Even businesses haven’t done much to prepare themselves, despite early warnings of a worsening crisis this year. They can only brace themselves for a bad winter in terms of gas supplies due to depleted local reserves and unaffordable imported LNG. Recently, senior Petroleum Division officials told a parliamentary panel that there was no option but to ration gas in view of the shortage increasing each year. That is nothing new.
It is exactly what the authorities have been doing over the last one and a half years. What is new is that this year, even households connected to SSGC and SNGPL pipelines will have to go without gas for 16 hours a day since the government has decided — and rightly so — to not provide expensive, imported LNG to residential consumers at a fraction of its actual cost.
Read more: Does LNG hold the key to Pakistan's energy woes?

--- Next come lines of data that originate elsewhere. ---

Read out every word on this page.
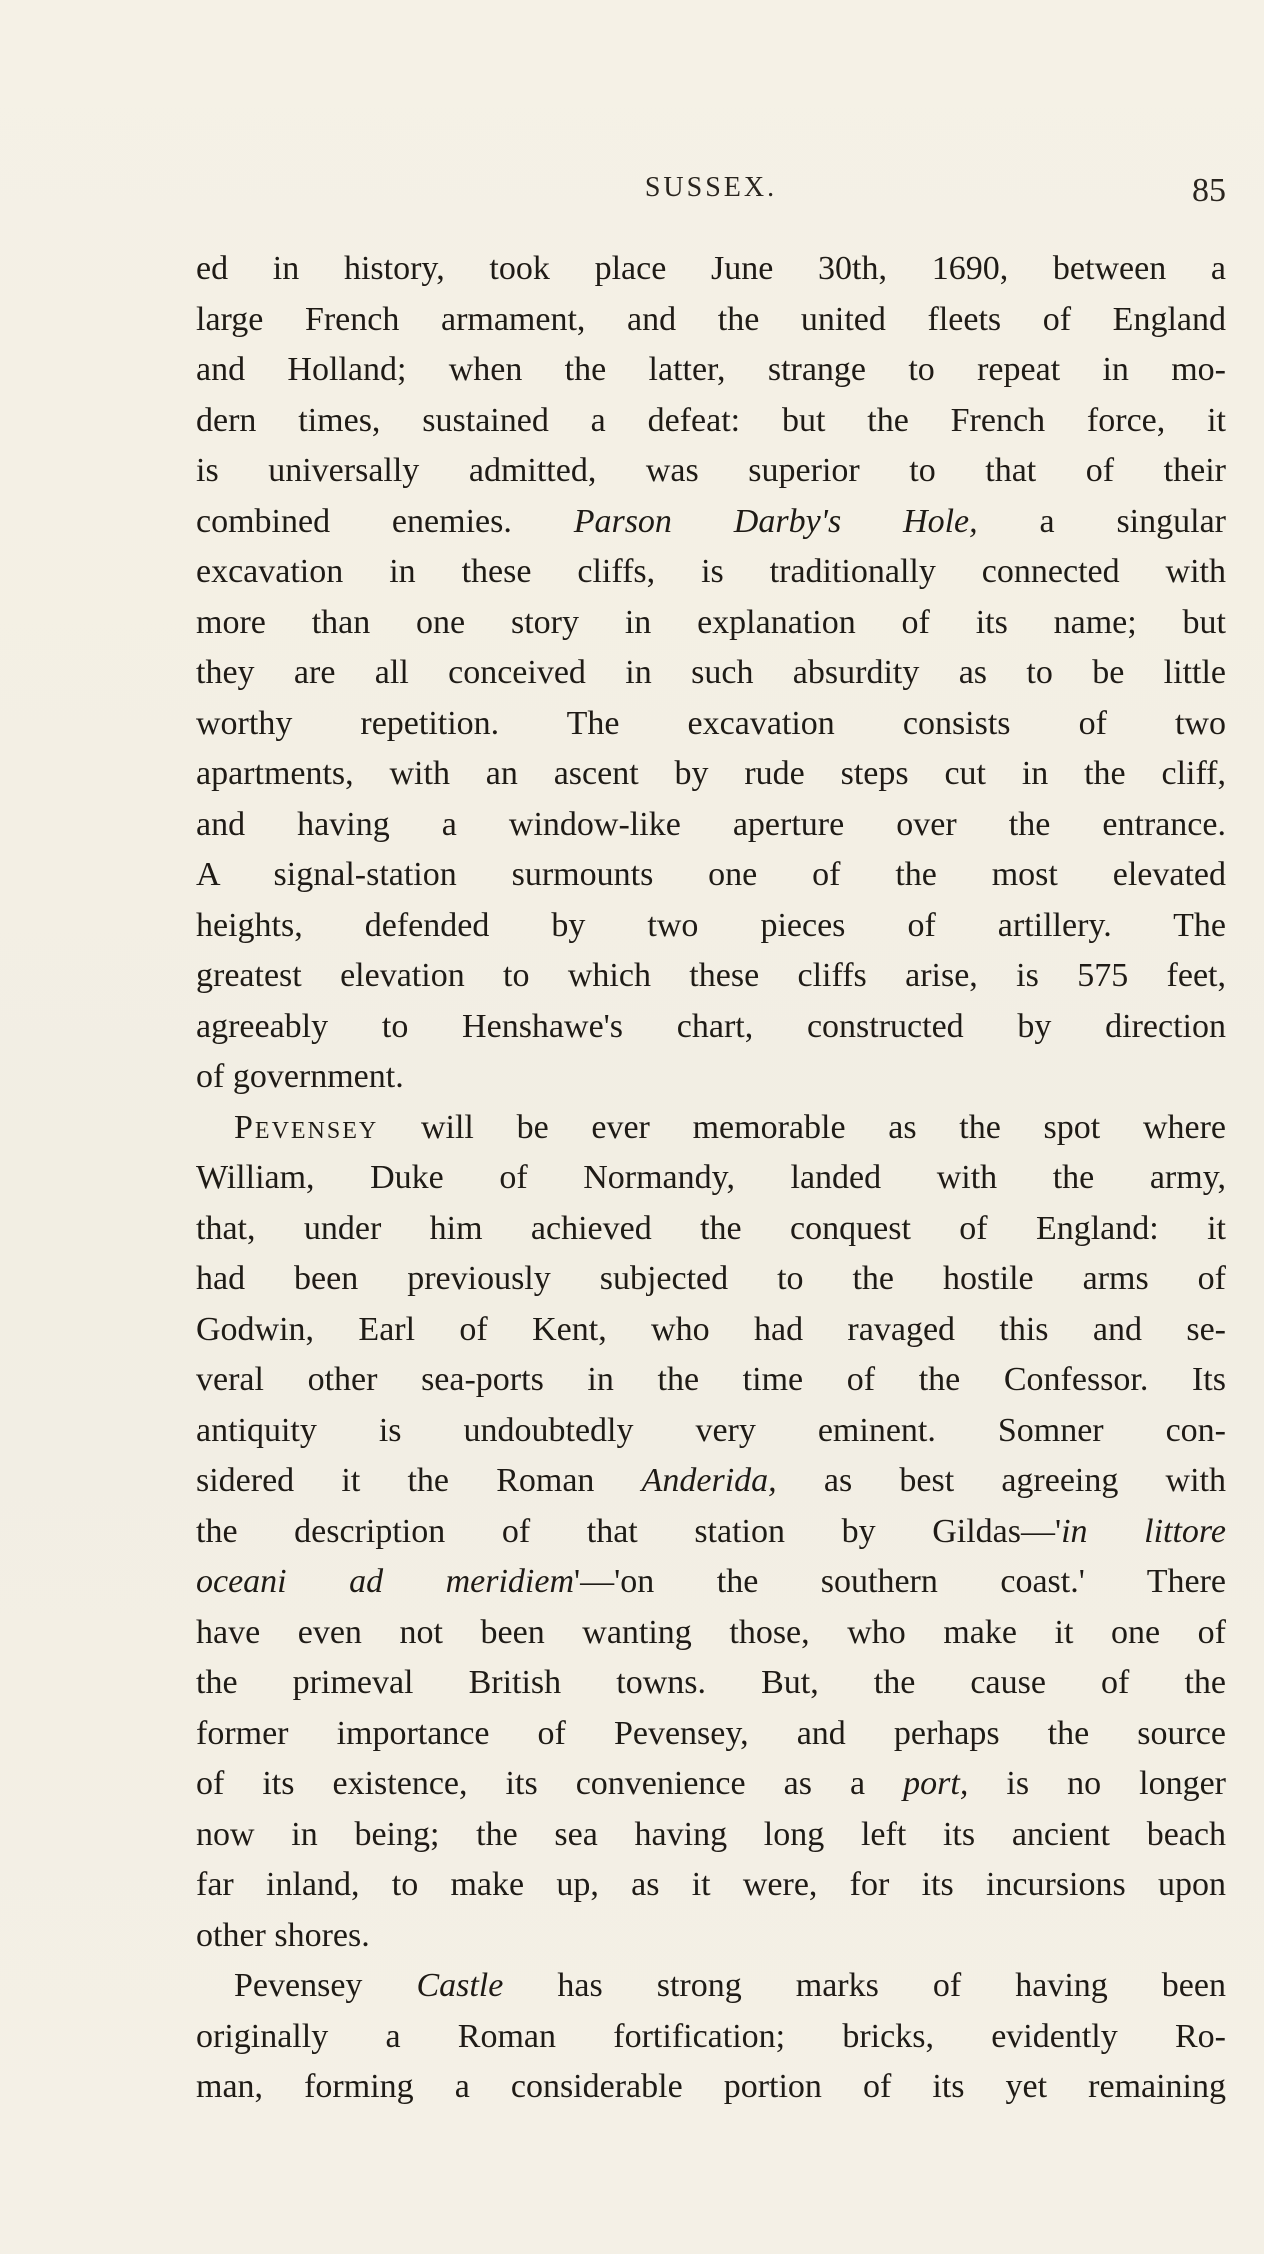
SUSSEX.	85
ed in history, took place June 30th, 1690, between a
large French armament, and the united fleets of England
and Holland; when the latter, strange to repeat in mo-
dern times, sustained a defeat: but the French force, it
is universally admitted, was superior to that of their
combined enemies. Parson Darby's Hole, a singular
excavation in these cliffs, is traditionally connected with
more than one story in explanation of its name; but
they are all conceived in such absurdity as to be little
worthy repetition. The excavation consists of two
apartments, with an ascent by rude steps cut in the cliff,
and having a window-like aperture over the entrance.
A signal-station surmounts one of the most elevated
heights, defended by two pieces of artillery. The
greatest elevation to which these cliffs arise, is 575 feet,
agreeably to Henshawe's chart, constructed by direction
of government.
Pevensey will be ever memorable as the spot where
William, Duke of Normandy, landed with the army,
that, under him achieved the conquest of England: it
had been previously subjected to the hostile arms of
Godwin, Earl of Kent, who had ravaged this and se-
veral other sea-ports in the time of the Confessor. Its
antiquity is undoubtedly very eminent. Somner con-
sidered it the Roman Anderida, as best agreeing with
the description of that station by Gildas—'in littore
oceani ad meridiem'—'on the southern coast.' There
have even not been wanting those, who make it one of
the primeval British towns. But, the cause of the
former importance of Pevensey, and perhaps the source
of its existence, its convenience as a port, is no longer
now in being; the sea having long left its ancient beach
far inland, to make up, as it were, for its incursions upon
other shores.
Pevensey Castle has strong marks of having been
originally a Roman fortification; bricks, evidently Ro-
man, forming a considerable portion of its yet remaining
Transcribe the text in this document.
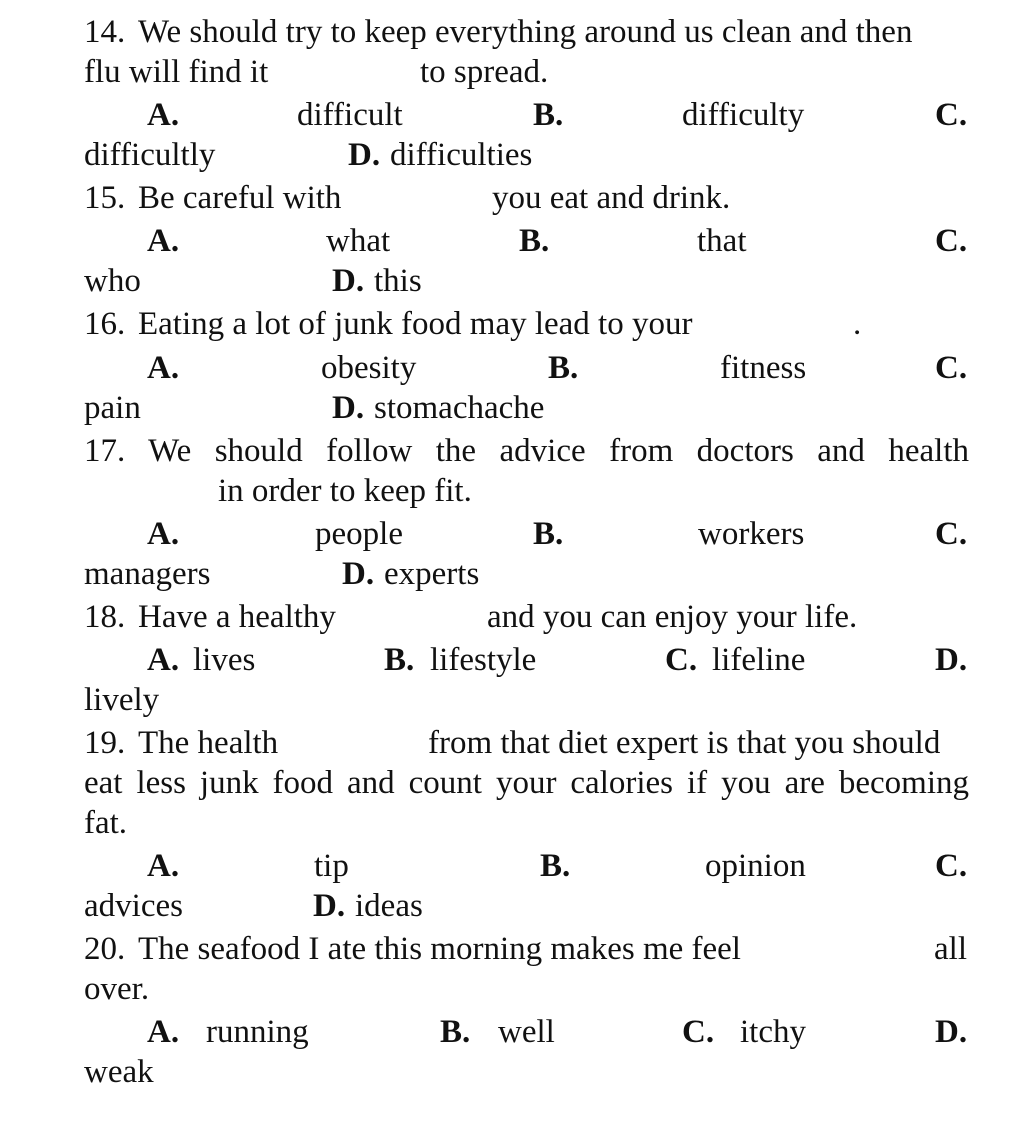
14. We should try to keep everything around us clean and then
flu will find it	to spread.
A.	difficult	B.	difficulty	C.
difficultly	D. difficulties
15. Be careful with	you eat and drink.
A.	what	B.	that	C.
who	D. this
16. Eating a lot of junk food may lead to your	.
A.	obesity	B.	fitness	C.
pain	D. stomachache
17. We should follow the advice from doctors and health
in order to keep fit.
A.	people	B.	workers	C.
managers	D. experts
18. Have a healthy	and you can enjoy your life.
A. lives	B. lifestyle	C. lifeline	D.
lively
19. The health	from that diet expert is that you should
eat less junk food and count your calories if you are becoming
fat.
A.	tip	B.	opinion	C.
advices	D. ideas
20. The seafood I ate this morning makes me feel	all
over.
A. running	B. well	C. itchy	D.
weak
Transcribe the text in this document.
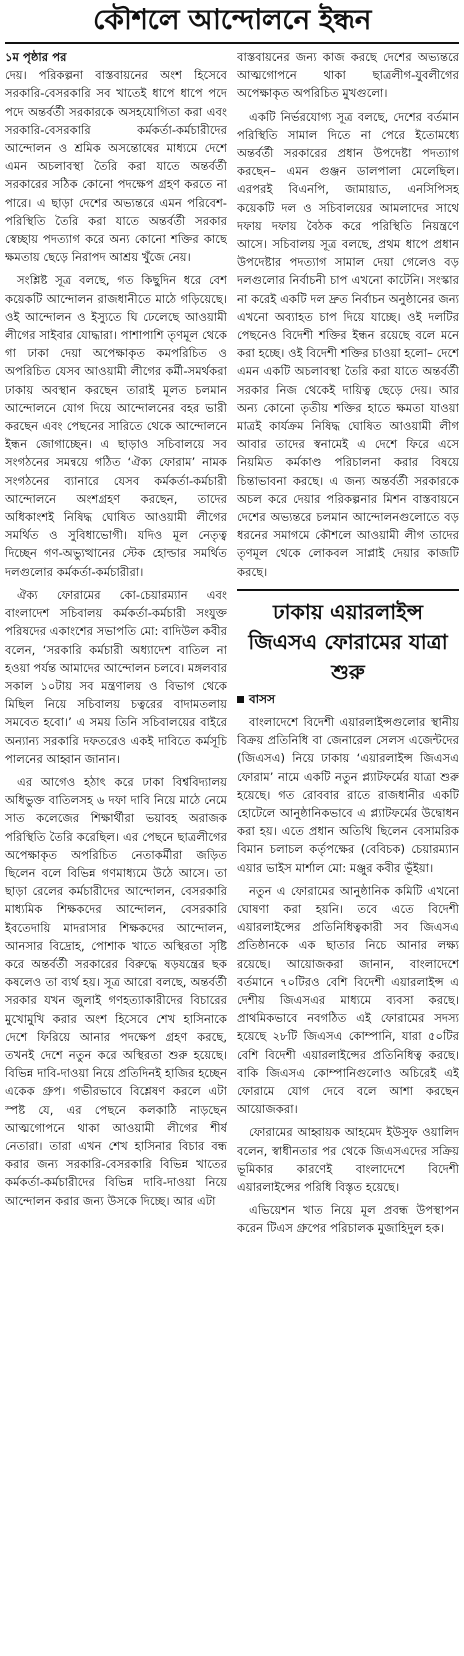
কৌশলে আন্দোলনে ইন্ধন

১ম পৃষ্ঠার পর
দেয়। পরিকল্পনা বাস্তবায়নের অংশ হিসেবে সরকারি-বেসরকারি সব খাতেই ধাপে ধাপে পদে পদে অন্তর্বর্তী সরকারকে অসহযোগিতা করা এবং সরকারি-বেসরকারি কর্মকর্তা-কর্মচারীদের আন্দোলন ও শ্রমিক অসন্তোষের মাধ্যমে দেশে এমন অচলাবস্থা তৈরি করা যাতে অন্তর্বর্তী সরকারের সঠিক কোনো পদক্ষেপ গ্রহণ করতে না পারে। এ ছাড়া দেশের অভ্যন্তরে এমন পরিবেশ-পরিস্থিতি তৈরি করা যাতে অন্তর্বর্তী সরকার স্বেচ্ছায় পদত্যাগ করে অন্য কোনো শক্তির কাছে ক্ষমতায় ছেড়ে নিরাপদ আশ্রয় খুঁজে নেয়।

সংশ্লিষ্ট সূত্র বলছে, গত কিছুদিন ধরে বেশ কয়েকটি আন্দোলন রাজধানীতে মাঠে গড়িয়েছে। ওই আন্দোলন ও ইস্যুতে ঘি ঢেলেছে আওয়ামী লীগের সাইবার যোদ্ধারা। পাশাপাশি তৃণমূল থেকে গা ঢাকা দেয়া অপেক্ষাকৃত কমপরিচিত ও অপরিচিত যেসব আওয়ামী লীগের কর্মী-সমর্থকরা ঢাকায় অবস্থান করছেন তারাই মূলত চলমান আন্দোলনে যোগ দিয়ে আন্দোলনের বহর ভারী করছেন এবং পেছনের সারিতে থেকে আন্দোলনে ইন্ধন জোগাচ্ছেন। এ ছাড়াও সচিবালয়ে সব সংগঠনের সমন্বয়ে গঠিত ‘ঐক্য ফোরাম’ নামক সংগঠনের ব্যানারে যেসব কর্মকর্তা-কর্মচারী আন্দোলনে অংশগ্রহণ করছেন, তাদের অধিকাংশই নিষিদ্ধ ঘোষিত আওয়ামী লীগের সমর্থিত ও সুবিধাভোগী। যদিও মূল নেতৃত্ব দিচ্ছেন গণ-অভ্যুত্থানের স্টেক হোল্ডার সমর্থিত দলগুলোর কর্মকর্তা-কর্মচারীরা।

ঐক্য ফোরামের কো-চেয়ারম্যান এবং বাংলাদেশ সচিবালয় কর্মকর্তা-কর্মচারী সংযুক্ত পরিষদের একাংশের সভাপতি মো: বাদিউল কবীর বলেন, ‘সরকারি কর্মচারী অধ্যাদেশ বাতিল না হওয়া পর্যন্ত আমাদের আন্দোলন চলবে। মঙ্গলবার সকাল ১০টায় সব মন্ত্রণালয় ও বিভাগ থেকে মিছিল নিয়ে সচিবালয় চত্বরের বাদামতলায় সমবেত হবো।’ এ সময় তিনি সচিবালয়ের বাইরে অন্যান্য সরকারি দফতরেও একই দাবিতে কর্মসূচি পালনের আহ্বান জানান।

এর আগেও হঠাৎ করে ঢাকা বিশ্ববিদ্যালয় অধিভুক্ত বাতিলসহ ৬ দফা দাবি নিয়ে মাঠে নেমে সাত কলেজের শিক্ষার্থীরা ভয়াবহ অরাজক পরিস্থিতি তৈরি করেছিল। এর পেছনে ছাত্রলীগের অপেক্ষাকৃত অপরিচিত নেতাকর্মীরা জড়িত ছিলেন বলে বিভিন্ন গণমাধ্যমে উঠে আসে। তা ছাড়া রেলের কর্মচারীদের আন্দোলন, বেসরকারি মাধ্যমিক শিক্ষকদের আন্দোলন, বেসরকারি ইবতেদায়ি মাদরাসার শিক্ষকদের আন্দোলন, আনসার বিদ্রোহ, পোশাক খাতে অস্থিরতা সৃষ্টি করে অন্তর্বর্তী সরকারের বিরুদ্ধে ষড়যন্ত্রের ছক কষলেও তা ব্যর্থ হয়। সূত্র আরো বলছে, অন্তর্বর্তী সরকার যখন জুলাই গণহত্যাকারীদের বিচারের মুখোমুখি করার অংশ হিসেবে শেখ হাসিনাকে দেশে ফিরিয়ে আনার পদক্ষেপ গ্রহণ করছে, তখনই দেশে নতুন করে অস্থিরতা শুরু হয়েছে। বিভিন্ন দাবি-দাওয়া নিয়ে প্রতিদিনই হাজির হচ্ছেন একেক গ্রুপ। গভীরভাবে বিশ্লেষণ করলে এটা স্পষ্ট যে, এর পেছনে কলকাঠি নাড়ছেন আত্মগোপনে থাকা আওয়ামী লীগের শীর্ষ নেতারা। তারা এখন শেখ হাসিনার বিচার বন্ধ করার জন্য সরকারি-বেসরকারি বিভিন্ন খাতের কর্মকর্তা-কর্মচারীদের বিভিন্ন দাবি-দাওয়া নিয়ে আন্দোলন করার জন্য উসকে দিচ্ছে। আর এটা

বাস্তবায়নের জন্য কাজ করছে দেশের অভ্যন্তরে আত্মগোপনে থাকা ছাত্রলীগ-যুবলীগের অপেক্ষাকৃত অপরিচিত মুখগুলো।

একটি নির্ভরযোগ্য সূত্র বলছে, দেশের বর্তমান পরিস্থিতি সামাল দিতে না পেরে ইতোমধ্যে অন্তর্বর্তী সরকারের প্রধান উপদেষ্টা পদত্যাগ করছেন– এমন গুঞ্জন ডালপালা মেলেছিল। এরপরই বিএনপি, জামায়াত, এনসিপিসহ কয়েকটি দল ও সচিবালয়ের আমলাদের সাথে দফায় দফায় বৈঠক করে পরিস্থিতি নিয়ন্ত্রণে আসে। সচিবালয় সূত্র বলছে, প্রথম ধাপে প্রধান উপদেষ্টার পদত্যাগ সামাল দেয়া গেলেও বড় দলগুলোর নির্বাচনী চাপ এখনো কাটেনি। সংস্কার না করেই একটি দল দ্রুত নির্বাচন অনুষ্ঠানের জন্য এখনো অব্যাহত চাপ দিয়ে যাচ্ছে। ওই দলটির পেছনেও বিদেশী শক্তির ইন্ধন রয়েছে বলে মনে করা হচ্ছে। ওই বিদেশী শক্তির চাওয়া হলো– দেশে এমন একটি অচলাবস্থা তৈরি করা যাতে অন্তর্বর্তী সরকার নিজ থেকেই দায়িত্ব ছেড়ে দেয়। আর অন্য কোনো তৃতীয় শক্তির হাতে ক্ষমতা যাওয়া মাত্রই কার্যক্রম নিষিদ্ধ ঘোষিত আওয়ামী লীগ আবার তাদের স্বনামেই এ দেশে ফিরে এসে নিয়মিত কর্মকাণ্ড পরিচালনা করার বিষয়ে চিন্তাভাবনা করছে। এ জন্য অন্তর্বর্তী সরকারকে অচল করে দেয়ার পরিকল্পনার মিশন বাস্তবায়নে দেশের অভ্যন্তরে চলমান আন্দোলনগুলোতে বড় ধরনের সমাগমে কৌশলে আওয়ামী লীগ তাদের তৃণমূল থেকে লোকবল সাপ্লাই দেয়ার কাজটি করছে।

ঢাকায় এয়ারলাইন্স জিএসএ ফোরামের যাত্রা শুরু
বাসস

বাংলাদেশে বিদেশী এয়ারলাইন্সগুলোর স্থানীয় বিক্রয় প্রতিনিধি বা জেনারেল সেলস এজেন্টদের (জিএসএ) নিয়ে ঢাকায় ‘এয়ারলাইন্স জিএসএ ফোরাম’ নামে একটি নতুন প্ল্যাটফর্মের যাত্রা শুরু হয়েছে। গত রোববার রাতে রাজধানীর একটি হোটেলে আনুষ্ঠানিকভাবে এ প্ল্যাটফর্মের উদ্বোধন করা হয়। এতে প্রধান অতিথি ছিলেন বেসামরিক বিমান চলাচল কর্তৃপক্ষের (বেবিচক) চেয়ারম্যান এয়ার ভাইস মার্শাল মো: মঞ্জুর কবীর ভূঁইয়া।

নতুন এ ফোরামের আনুষ্ঠানিক কমিটি এখনো ঘোষণা করা হয়নি। তবে এতে বিদেশী এয়ারলাইন্সের প্রতিনিধিত্বকারী সব জিএসএ প্রতিষ্ঠানকে এক ছাতার নিচে আনার লক্ষ্য রয়েছে। আয়োজকরা জানান, বাংলাদেশে বর্তমানে ৭০টিরও বেশি বিদেশী এয়ারলাইন্স এ দেশীয় জিএসএর মাধ্যমে ব্যবসা করছে। প্রাথমিকভাবে নবগঠিত এই ফোরামের সদস্য হয়েছে ২৮টি জিএসএ কোম্পানি, যারা ৫০টির বেশি বিদেশী এয়ারলাইন্সের প্রতিনিধিত্ব করছে। বাকি জিএসএ কোম্পানিগুলোও অচিরেই এই ফোরামে যোগ দেবে বলে আশা করছেন আয়োজকরা।

ফোরামের আহ্বায়ক আহমেদ ইউসুফ ওয়ালিদ বলেন, স্বাধীনতার পর থেকে জিএসএদের সক্রিয় ভূমিকার কারণেই বাংলাদেশে বিদেশী এয়ারলাইন্সের পরিধি বিস্তৃত হয়েছে।

এভিয়েশন খাত নিয়ে মূল প্রবন্ধ উপস্থাপন করেন টিএস গ্রুপের পরিচালক মুজাহিদুল হক।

However, gas rationing as a policy response to growing gas shortages cannot be the answer. Shortages are growing by the year. So is rationing. Pakistan needs gas. What should it do? It is obvious that our gas troubles cannot be dealt with on a long-term basis without increasing supplies.
There are two ways of doing this, First, we could attract companies to invest in new discoveries, as it is officially estimated that the current domestic gas reserves will be completely depleted over the next decade if no significant discoveries are made soon.
However, there is little foreign interest in investing in Pakistan’s oil and gas exploration sector. The reasons are obvious. Pakistan has long been a high-risk market for foreign firms due to continuous political instability, policy inconsistencies, weak contract enforcement, and security issues.
Officials here say that, instead of coming to Pakistan, big international petroleum companies prefer low-risk countries in search of oil and gas.
That leaves us with the only other option of importing LNG to cover supply gaps. That was what we did when we set up the country’s first RLNG terminal in 2015. But what the ongoing international commodity super cycle has taught us is that such an option works for countries like Pakistan — which are always faced with perpetual balance-of-payments troubles — only when international gas prices are low and affordable.
Thus, if Pakistan is to tackle the gas crunch, it must focus on early domestic gas discoveries. Or we can continue to ration gas till such time we are not left with any.